Six points sont inscrits à l’ordre du jour :

  • les modes d’action du mouvement
  • la formulation des revendications
  • la communication interne (à destination des GJ)
  • la communication externe (à destination de ceux qui ne le sont pas… ou pas encore !)
  • les points de convergence avec les syndicats et autres collectifs
  • l’avenir du mouvement

Le premier atelier consiste en une rencontre de nos voisin.e.s, simplement pour se familiariser avec cette méthode de travail. C’est en suivant le premier atelier qu’une prise de conscience se fait sur le fonctionnement de la démocratie directe, associé à la recherche de consensus. Chaque atelier commence par un tour de table qui permet d’inscrire sur une grande feuille les points communs —ce qui fait consensus entre les délégué.e.s de chaque rond-point — et les originalités — ce qui ne fait pas consensus — sans rien supprimer des propositions faites par toutes les personnes présentes.

Il s’agit de la recherche d’une intelligence collective que le vieux monde de l’exploitation et de l’aliénation ne prend jamais en compte. C’est là que doit commencer le changement : dans la recherche des complémentarités, dans les convergences. Les divergences ne doivent pas être vécues comme un problème, on doit les enregistrer et les transformer en une occasion d’enrichissement réciproque. Le premier objectif est de faire connaissance, le deuxième est de porter des projets.

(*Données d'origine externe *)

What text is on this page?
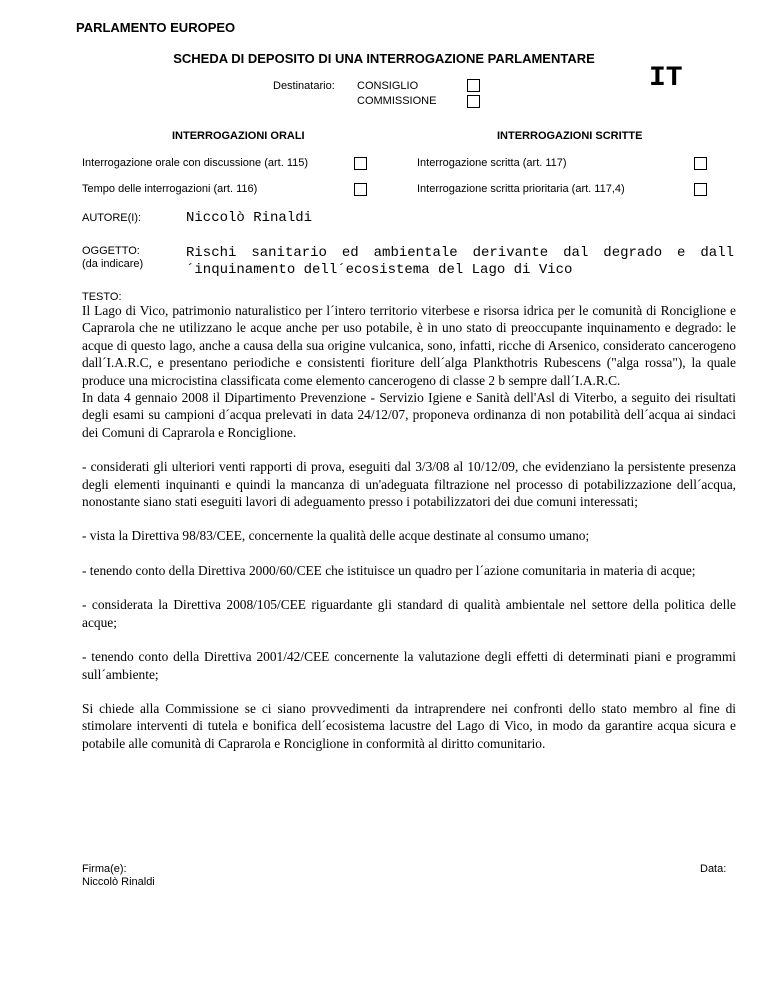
PARLAMENTO EUROPEO
SCHEDA DI DEPOSITO DI UNA INTERROGAZIONE PARLAMENTARE
Destinatario: CONSIGLIO
COMMISSIONE
IT
INTERROGAZIONI ORALI	INTERROGAZIONI SCRITTE
Interrogazione orale con discussione (art. 115)	Interrogazione scritta (art. 117)
Tempo delle interrogazioni (art. 116)	Interrogazione scritta prioritaria (art. 117,4)
AUTORE(I):	Niccolò Rinaldi
OGGETTO:
(da indicare)
Rischi sanitario ed ambientale derivante dal degrado e dall´inquinamento dell´ecosistema del Lago di Vico
TESTO:

Il Lago di Vico, patrimonio naturalistico per l´intero territorio viterbese e risorsa idrica per le comunità di Ronciglione e Caprarola che ne utilizzano le acque anche per uso potabile, è in uno stato di preoccupante inquinamento e degrado: le acque di questo lago, anche a causa della sua origine vulcanica, sono, infatti, ricche di Arsenico, considerato cancerogeno dall´I.A.R.C, e presentano periodiche e consistenti fioriture dell´alga Plankthotris Rubescens ("alga rossa"), la quale produce una microcistina classificata come elemento cancerogeno di classe 2 b sempre dall´I.A.R.C.
In data 4 gennaio 2008 il Dipartimento Prevenzione - Servizio Igiene e Sanità dell'Asl di Viterbo, a seguito dei risultati degli esami su campioni d´acqua prelevati in data 24/12/07, proponeva ordinanza di non potabilità dell´acqua ai sindaci dei Comuni di Caprarola e Ronciglione.

- considerati gli ulteriori venti rapporti di prova, eseguiti dal 3/3/08 al 10/12/09, che evidenziano la persistente presenza degli elementi inquinanti e quindi la mancanza di un'adeguata filtrazione nel processo di potabilizzazione dell´acqua, nonostante siano stati eseguiti lavori di adeguamento presso i potabilizzatori dei due comuni interessati;

- vista la Direttiva 98/83/CEE, concernente la qualità delle acque destinate al consumo umano;

- tenendo conto della Direttiva 2000/60/CEE che istituisce un quadro per l´azione comunitaria in materia di acque;

- considerata la Direttiva 2008/105/CEE riguardante gli standard di qualità ambientale nel settore della politica delle acque;

- tenendo conto della Direttiva 2001/42/CEE concernente la valutazione degli effetti di determinati piani e programmi sull´ambiente;

Si chiede alla Commissione se ci siano provvedimenti da intraprendere nei confronti dello stato membro al fine di stimolare interventi di tutela e bonifica dell´ecosistema lacustre del Lago di Vico, in modo da garantire acqua sicura e potabile alle comunità di Caprarola e Ronciglione in conformità al diritto comunitario.

Firma(e):
Niccolò Rinaldi
Data:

Un état des lieux de l’ensemble du mouvement rappelle la destruction et la reconstruction des cabanes sur les ronds-points. La question de comment prolonger le mouvement se pose ainsi que celle de la liaison avec la population. Émerge l’exigence de la recherche de nouveaux outils, l’importance d’un travail d’éducation envers la population et à l’intérieur du mouvement, l’organisation de fêtes nécessaires pour promouvoir un mouvement inclusif. Il faut passer des cabanes sur les ronds-points aux Maisons du Peuple — la référence à la brochure : « Comment ouvrir une Maison du Peuple » revient encore.

 

 

Tout le travail commun sera envoyé aux assemblées locales qui trancheront et restitueront leurs décisions à l’assemblée des assemblées pour une synthèse finale.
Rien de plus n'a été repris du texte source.